Bursa merkez Osmangazi İlçesi Hisar semtindeki Filiboz Mahallesi'nde 16. yüzyıl sonlarında Akşehir’den gelen Şeyh Nasûh Efendi bir tekke kurmuştu. Bu tekkenin yönetimi babadan oğla geçerek 1923 yılına kadar gelmiştir. Büyük din alimleri olan bu Akşehirli ailenin üyeleri:

    1- Nasûh Efendi: Akşehir’de doğdu. İyi bir eğitim aldı. İstanbul’a geldi ve Şeyh Mehmed Cemaleddin Aksarayi (Çelebi Halife)’den Halveti tarikatı üzerine eğitim aldı. Bursa’ya geldi. Hisar Semtinde tekkesini açtı ve Halveti tarikatı üzerine eğitime başladı.
    Bu tekkenin giderlerini karşılamak amacıyla II. Bayezid vezirlerinden Mesih Paşa tarafından Setbaşı Köprüsü yakınında 1599 yılında bir hamam yaptırıldı. Nasuh ve oğlu Mehmed’in hamama mütevellilik yapmaları nedeniyle, hamam Nasuh Paşa Hamamı olarak adlandırılmıştı. Nasuh Efendi aynı yıl içerisinde yani 1599’da vefat etti.  Muhterem, ermiş bir evliya idi ve olgun bir insandı.
    2- Mehmet Efendi: Nasuh Efendinin oğludur.

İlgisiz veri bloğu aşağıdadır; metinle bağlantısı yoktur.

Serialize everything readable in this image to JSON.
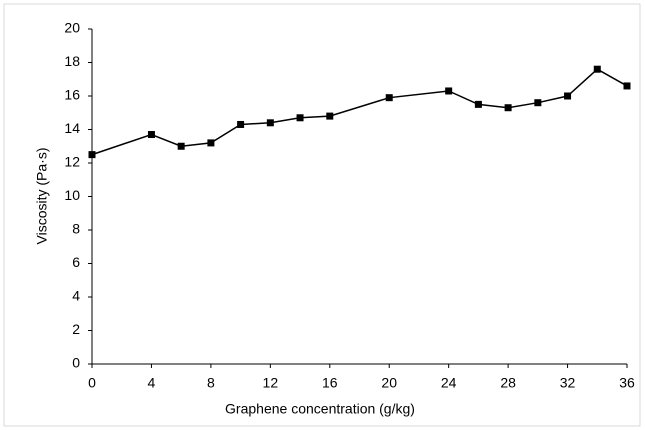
{
  "chart_data": {
    "type": "line",
    "x_label": "Graphene concentration (g/kg)",
    "y_label": "Viscosity (Pa·s)",
    "x": [
      0,
      4,
      6,
      8,
      10,
      12,
      14,
      16,
      20,
      24,
      26,
      28,
      30,
      32,
      34,
      36
    ],
    "series": [
      {
        "color": "#000000",
        "values": [
          12.5,
          13.7,
          13.0,
          13.2,
          14.3,
          14.4,
          14.7,
          14.8,
          15.9,
          16.3,
          15.5,
          15.3,
          15.6,
          16.0,
          17.6,
          16.6
        ]
      }
    ],
    "xlim": [
      0,
      36
    ],
    "xticks": [
      0,
      4,
      8,
      12,
      16,
      20,
      24,
      28,
      32,
      36
    ],
    "ylim": [
      0,
      20
    ],
    "yticks": [
      0,
      2,
      4,
      6,
      8,
      10,
      12,
      14,
      16,
      18,
      20
    ]
  }
}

Babasının ölümünden sonra Bursa'da Hisar Tekkesi şeyhi oldu. Kendisini Halveti tarikatının Şa’baniye kolunda yetiştirmişti. Kastamonulu Pir Şaban-ı Velî Hazretleri’den dersler almıştı. Az yer, az konuşur, az uyur, yalnız kalmaya ve sürekli zikir ve tefekkür etmeye alışkındı yani riyazeti meşhurdu. Nasuh hamamını yönetmeye devam etmişti. 1631 yılı başlarında Bursa’da vefat etmiştir.
    3- Nasûhzâde Nasûh Efendi: Akşehirli Nasûh Efendi’nin torunu, Mehmet Efendi’nin oğludur. Babasının yerine Bursa’da Hisar Tekkesi’ne şeyh oldu. Tasavvufta nefsine karşı gelerek kendini terbiye eden ve böylece manevi makamlara erişen bir derviş idi. Günlerini ibadetle geçirirdi. 1687 tarihinde vefat etti. Yerine oğlu Alâeddin Ali Efendi geçti.

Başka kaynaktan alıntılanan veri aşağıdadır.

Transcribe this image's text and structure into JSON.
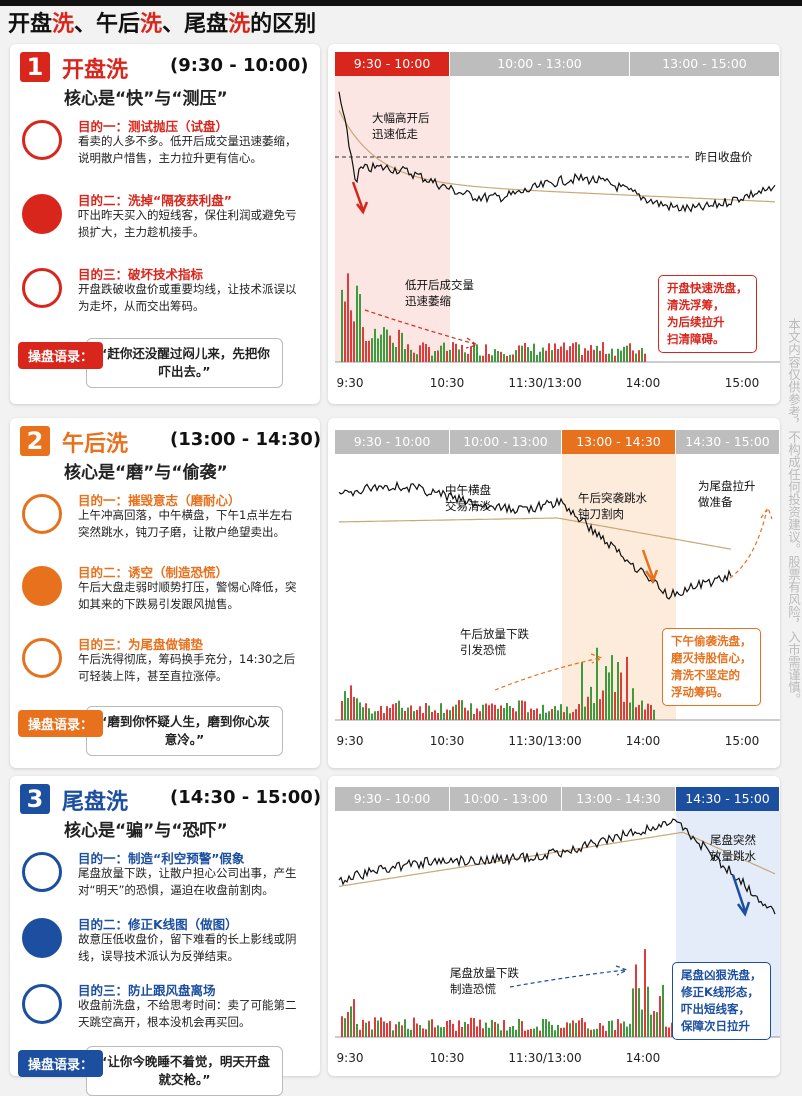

    4- Alâeddin Ali Efendi (Nasuhzâde): Babası Akşehirli Şeyh Nasuh Efendi'den eğitim gördü, ondan icazet aldı. İlkin Bursa Hisar'daki Alaattin Camisi'nde çevresini aydınlatmaya başladı, daha sonra Filiboz Mahallesi'nde, hocası  ve babası Nasuh Efendi'nin tekkesine şeyh oldu.
Onun zamanında yani 1688’de  Nasûh Paşa hamamının  masrafları karşılanamadığından  kadınlar kısmı bir kadı hükmüyle  yıkılmış, geliri erkekler kısmına harcanmıştı. Yapı, günümüzde de  hamam olarak hizmet vermekte olup, mevcut haliyle orijinalliğini büyük ölçüde korumaktadır.
Alâeddin Ali Efendi 1696 yılı başlarında vefat etmiştir. Ermiş sayılanlardandır. Tekke’de düzenlemeler yapmış ve tekke onun zamanında Nasûhi tekkesi olarak anılmaya başlanmıştır.
 Alâeddin Ali Efendi’nin ölümünden sonra Nasûhi tekkesinde sırasıyla Kemter Ali Efendi (öl. 1724), Halil Efendi (öl. 1760), Seyyit Ömerzâde Ömer Efendi (öl. 1778), Halil Efendi (öl. 1799), İbrahim Efendi (öl. 1814), Osman Efendi (öl. 1826), Kudretullah Efendi (öl. 1849), Zâik Efendi (öl. 1852), Necat Efendi (öl. 1874), Hakkı Efendi (öl. 1892), Evliya Mustafa Efendi (öl. 1893), İsmail Efendi (öl. 1899), İbrahim Efendi (öl. 1908), Derviş Ali baba bin İsmail (?), Halil Şükrü Kadirî Nakşî (öl. 1923) şeyh olmuşlardır.
Halvetiye yöntemiyle ibadet yapan bu tekke, son şeyhinin 1923’de ölmesi ile kapalı duruma gelmiş ve Tekke ve zaviyeler kanunu ile fiilen kapatılmıştır.